On December 19, 2002, the company laid off 335 employees due to a slowdown in orders and a larger-than-normal seasonal adjustment. Despite the layoffs, the company expected to rehire 80–100 workers by late January 2003. Also by the end of the year, the plant began producing plastic parts for Sony.

In 2003 the company began mass-producing flat-screen CRT TVs. By early 2004 employment had dropped even further to a record low of 535 workers. In May 2004, the company recalled 150 workers and added production lines, driven by new business secured from Asian companies affected by tariffs.

On October 15, 2004, the plant laid off 110 employees due to losing the Philips contract but concurrently recalled 280 workers for Samsung production, bringing staff to approximately 812. On October 25, 2004, the company filed for Chapter 11 bankruptcy after Philips stopped selling its LCoS TVs.

In July 2005 Five Rivers Technology produced a Akai rear-projection TV what was considered the last television manufactured in America by an American-owned company. It was now on display in the Greeneville-Greene County History Museum.

===Final years (2005–2006)===
In September 2006 the company shuttered its operations, and was auctioning off estimated $3.5 million in unused equipment, including 6,500 lots of machinery.

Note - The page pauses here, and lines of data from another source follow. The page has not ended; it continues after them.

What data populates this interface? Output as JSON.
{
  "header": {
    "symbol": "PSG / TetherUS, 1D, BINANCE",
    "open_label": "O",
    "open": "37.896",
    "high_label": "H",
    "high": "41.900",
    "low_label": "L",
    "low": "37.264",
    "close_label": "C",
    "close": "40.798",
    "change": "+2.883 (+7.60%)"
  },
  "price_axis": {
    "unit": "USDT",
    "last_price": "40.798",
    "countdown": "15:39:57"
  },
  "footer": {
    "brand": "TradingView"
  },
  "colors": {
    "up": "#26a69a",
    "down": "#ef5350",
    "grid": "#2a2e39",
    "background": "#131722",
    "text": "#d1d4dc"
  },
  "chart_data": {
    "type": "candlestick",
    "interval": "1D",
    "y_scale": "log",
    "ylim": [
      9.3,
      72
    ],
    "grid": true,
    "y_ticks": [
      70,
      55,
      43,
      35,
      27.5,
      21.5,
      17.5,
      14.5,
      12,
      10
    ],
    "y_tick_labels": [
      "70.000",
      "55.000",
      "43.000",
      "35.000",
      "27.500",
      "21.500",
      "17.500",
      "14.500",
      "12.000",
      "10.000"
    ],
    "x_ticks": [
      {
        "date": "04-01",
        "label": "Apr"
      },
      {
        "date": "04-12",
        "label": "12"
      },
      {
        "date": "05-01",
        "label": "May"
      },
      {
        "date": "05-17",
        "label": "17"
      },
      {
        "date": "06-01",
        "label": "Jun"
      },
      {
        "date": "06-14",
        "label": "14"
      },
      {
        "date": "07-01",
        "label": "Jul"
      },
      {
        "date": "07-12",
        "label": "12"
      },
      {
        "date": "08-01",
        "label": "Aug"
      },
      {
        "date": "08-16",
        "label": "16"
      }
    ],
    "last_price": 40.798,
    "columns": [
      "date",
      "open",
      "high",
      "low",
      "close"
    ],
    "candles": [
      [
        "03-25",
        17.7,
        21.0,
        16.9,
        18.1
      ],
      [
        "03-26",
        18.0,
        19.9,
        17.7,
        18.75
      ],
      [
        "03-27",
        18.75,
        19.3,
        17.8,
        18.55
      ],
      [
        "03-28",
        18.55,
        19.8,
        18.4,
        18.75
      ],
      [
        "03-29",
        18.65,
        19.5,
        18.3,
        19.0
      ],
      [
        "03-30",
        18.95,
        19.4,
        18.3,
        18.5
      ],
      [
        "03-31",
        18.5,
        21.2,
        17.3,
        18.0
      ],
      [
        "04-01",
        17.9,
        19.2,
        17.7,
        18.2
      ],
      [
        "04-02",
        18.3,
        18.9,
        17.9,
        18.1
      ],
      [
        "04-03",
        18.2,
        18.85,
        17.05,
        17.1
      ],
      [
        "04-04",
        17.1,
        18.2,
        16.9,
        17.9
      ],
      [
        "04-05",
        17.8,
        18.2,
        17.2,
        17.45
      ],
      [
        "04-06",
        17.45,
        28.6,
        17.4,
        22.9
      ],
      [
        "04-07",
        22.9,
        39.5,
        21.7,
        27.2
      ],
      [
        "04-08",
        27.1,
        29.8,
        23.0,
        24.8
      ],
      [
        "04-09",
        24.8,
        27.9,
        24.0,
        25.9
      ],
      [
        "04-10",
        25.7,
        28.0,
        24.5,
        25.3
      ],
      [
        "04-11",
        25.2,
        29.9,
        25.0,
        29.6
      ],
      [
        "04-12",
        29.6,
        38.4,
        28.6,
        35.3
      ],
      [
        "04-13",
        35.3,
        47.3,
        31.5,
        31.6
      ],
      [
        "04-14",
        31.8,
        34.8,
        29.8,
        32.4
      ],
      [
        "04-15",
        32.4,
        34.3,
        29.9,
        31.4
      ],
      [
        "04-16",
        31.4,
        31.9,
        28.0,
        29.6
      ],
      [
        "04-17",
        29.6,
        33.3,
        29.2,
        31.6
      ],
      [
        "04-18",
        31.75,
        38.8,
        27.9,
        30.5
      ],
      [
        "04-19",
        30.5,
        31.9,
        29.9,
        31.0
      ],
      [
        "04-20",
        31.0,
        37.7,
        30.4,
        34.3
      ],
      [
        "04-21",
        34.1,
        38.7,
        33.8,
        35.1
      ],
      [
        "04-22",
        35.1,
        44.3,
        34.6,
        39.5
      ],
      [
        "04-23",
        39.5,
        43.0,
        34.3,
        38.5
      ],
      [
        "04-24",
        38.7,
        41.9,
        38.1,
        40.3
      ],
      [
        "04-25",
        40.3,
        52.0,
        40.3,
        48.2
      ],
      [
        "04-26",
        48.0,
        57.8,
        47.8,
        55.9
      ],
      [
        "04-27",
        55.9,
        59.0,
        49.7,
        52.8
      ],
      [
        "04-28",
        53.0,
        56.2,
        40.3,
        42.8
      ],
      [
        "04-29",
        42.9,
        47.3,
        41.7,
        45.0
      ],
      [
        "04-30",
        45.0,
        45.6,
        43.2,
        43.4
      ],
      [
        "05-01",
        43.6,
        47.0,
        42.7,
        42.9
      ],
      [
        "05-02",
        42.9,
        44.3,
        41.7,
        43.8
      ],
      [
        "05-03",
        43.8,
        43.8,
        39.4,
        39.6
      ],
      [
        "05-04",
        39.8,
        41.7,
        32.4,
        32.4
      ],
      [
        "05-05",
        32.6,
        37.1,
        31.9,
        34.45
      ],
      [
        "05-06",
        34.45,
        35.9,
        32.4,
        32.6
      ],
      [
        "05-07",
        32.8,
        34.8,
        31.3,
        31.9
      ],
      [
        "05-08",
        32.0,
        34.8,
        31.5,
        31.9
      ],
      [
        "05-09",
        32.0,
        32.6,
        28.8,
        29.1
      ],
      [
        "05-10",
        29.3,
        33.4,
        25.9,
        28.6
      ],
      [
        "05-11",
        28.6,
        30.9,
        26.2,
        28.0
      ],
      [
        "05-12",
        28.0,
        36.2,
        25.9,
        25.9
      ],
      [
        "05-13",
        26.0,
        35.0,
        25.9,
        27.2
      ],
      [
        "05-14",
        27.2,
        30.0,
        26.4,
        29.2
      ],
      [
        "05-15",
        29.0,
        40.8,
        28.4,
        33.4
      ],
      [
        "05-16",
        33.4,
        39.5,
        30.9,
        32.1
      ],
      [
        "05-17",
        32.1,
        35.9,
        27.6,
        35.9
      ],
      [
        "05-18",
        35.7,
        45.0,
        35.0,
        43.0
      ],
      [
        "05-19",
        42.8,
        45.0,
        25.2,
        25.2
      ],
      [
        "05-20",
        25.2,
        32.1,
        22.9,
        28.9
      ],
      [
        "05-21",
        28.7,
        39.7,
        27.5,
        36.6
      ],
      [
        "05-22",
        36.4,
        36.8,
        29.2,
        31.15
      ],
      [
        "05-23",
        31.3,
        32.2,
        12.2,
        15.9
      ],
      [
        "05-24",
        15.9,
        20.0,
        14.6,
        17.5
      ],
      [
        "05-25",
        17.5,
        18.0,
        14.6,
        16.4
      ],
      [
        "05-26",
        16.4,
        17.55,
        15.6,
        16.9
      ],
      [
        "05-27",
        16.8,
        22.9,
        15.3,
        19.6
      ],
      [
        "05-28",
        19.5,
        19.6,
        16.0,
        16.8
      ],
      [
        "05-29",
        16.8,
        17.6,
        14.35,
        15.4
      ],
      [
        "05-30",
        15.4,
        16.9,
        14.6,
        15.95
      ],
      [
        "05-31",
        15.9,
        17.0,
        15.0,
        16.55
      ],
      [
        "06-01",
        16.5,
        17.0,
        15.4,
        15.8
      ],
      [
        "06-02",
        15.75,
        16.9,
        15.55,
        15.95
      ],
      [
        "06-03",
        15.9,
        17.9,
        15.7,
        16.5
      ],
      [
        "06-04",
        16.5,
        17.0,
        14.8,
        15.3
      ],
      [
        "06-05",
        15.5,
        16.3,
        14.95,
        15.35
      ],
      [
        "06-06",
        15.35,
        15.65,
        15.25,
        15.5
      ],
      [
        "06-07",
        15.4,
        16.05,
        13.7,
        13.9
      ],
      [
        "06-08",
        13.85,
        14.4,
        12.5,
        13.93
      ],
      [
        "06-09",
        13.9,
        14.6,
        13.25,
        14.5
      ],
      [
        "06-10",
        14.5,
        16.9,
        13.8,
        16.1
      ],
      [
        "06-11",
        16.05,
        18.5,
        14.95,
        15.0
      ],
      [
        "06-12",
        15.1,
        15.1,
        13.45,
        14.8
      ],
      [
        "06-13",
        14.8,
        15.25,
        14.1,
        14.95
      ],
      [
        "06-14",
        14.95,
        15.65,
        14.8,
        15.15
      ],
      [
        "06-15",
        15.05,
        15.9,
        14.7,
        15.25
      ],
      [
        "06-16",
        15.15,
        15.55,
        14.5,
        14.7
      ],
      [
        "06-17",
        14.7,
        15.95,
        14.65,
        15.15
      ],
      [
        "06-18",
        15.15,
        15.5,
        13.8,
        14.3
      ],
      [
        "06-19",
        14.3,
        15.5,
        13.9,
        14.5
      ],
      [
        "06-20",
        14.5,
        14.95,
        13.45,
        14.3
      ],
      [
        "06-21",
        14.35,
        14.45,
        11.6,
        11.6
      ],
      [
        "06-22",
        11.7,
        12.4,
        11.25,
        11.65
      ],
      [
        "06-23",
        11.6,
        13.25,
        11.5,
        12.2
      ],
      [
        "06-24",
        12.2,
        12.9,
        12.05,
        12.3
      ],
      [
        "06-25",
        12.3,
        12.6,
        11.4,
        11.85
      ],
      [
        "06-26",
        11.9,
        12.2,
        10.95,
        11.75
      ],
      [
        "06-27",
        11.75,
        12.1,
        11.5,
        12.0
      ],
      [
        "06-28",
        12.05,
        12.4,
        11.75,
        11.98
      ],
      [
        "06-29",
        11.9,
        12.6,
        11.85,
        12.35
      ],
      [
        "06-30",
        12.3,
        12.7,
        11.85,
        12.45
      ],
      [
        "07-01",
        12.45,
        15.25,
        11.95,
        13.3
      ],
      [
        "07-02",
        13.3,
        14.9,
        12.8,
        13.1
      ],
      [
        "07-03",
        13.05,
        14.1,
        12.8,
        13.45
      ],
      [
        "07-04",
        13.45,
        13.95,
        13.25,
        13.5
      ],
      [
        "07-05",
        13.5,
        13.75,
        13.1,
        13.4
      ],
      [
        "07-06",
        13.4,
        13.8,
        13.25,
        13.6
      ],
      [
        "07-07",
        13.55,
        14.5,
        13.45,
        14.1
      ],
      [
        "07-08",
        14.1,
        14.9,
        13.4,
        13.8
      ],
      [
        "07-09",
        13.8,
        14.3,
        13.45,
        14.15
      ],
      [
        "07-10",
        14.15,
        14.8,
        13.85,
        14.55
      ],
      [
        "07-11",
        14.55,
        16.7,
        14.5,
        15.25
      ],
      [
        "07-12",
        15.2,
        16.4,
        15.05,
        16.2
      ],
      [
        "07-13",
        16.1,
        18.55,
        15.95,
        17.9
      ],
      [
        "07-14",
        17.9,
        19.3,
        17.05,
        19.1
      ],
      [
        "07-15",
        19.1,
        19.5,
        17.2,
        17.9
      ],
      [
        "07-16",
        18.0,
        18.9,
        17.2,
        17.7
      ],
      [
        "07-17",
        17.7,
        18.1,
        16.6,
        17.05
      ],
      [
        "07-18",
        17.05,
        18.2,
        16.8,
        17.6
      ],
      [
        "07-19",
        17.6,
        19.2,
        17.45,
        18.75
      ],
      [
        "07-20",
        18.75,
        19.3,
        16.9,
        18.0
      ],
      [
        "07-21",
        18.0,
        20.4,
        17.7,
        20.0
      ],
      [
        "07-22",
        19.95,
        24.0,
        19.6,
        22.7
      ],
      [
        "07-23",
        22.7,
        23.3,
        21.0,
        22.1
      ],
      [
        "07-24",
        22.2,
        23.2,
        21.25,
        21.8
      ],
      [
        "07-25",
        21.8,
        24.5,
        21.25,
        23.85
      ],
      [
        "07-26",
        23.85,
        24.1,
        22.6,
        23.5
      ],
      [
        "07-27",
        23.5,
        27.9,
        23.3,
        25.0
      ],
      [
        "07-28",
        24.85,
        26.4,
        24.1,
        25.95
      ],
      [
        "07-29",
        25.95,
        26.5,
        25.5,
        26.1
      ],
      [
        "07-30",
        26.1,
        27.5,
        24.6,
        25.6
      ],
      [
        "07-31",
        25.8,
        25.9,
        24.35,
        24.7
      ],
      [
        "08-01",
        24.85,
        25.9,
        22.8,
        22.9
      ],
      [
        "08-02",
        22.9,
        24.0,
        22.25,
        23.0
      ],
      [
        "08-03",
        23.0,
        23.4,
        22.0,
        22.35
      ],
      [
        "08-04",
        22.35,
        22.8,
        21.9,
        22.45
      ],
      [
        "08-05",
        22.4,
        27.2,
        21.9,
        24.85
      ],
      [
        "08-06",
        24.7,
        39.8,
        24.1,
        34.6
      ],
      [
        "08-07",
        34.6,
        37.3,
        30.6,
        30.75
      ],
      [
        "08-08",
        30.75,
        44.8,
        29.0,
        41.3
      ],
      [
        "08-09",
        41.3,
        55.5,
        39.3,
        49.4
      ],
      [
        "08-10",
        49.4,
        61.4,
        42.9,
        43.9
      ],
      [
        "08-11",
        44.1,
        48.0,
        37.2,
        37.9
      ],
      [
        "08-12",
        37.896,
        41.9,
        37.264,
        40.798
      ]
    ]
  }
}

==Competition from Chinese manufacturers==
In around 2003–2004 the company (and other US TV manufacturers) was being hurt by the imports of TV sets from China and Malaysia. Later, Five Rivers filed an anti-dumping lawsuit against Chinese TV manufacturers. On November 16, 2004, Five Rivers was used as an example in the PBS Frontline documentary "Is Walmart Good for America?".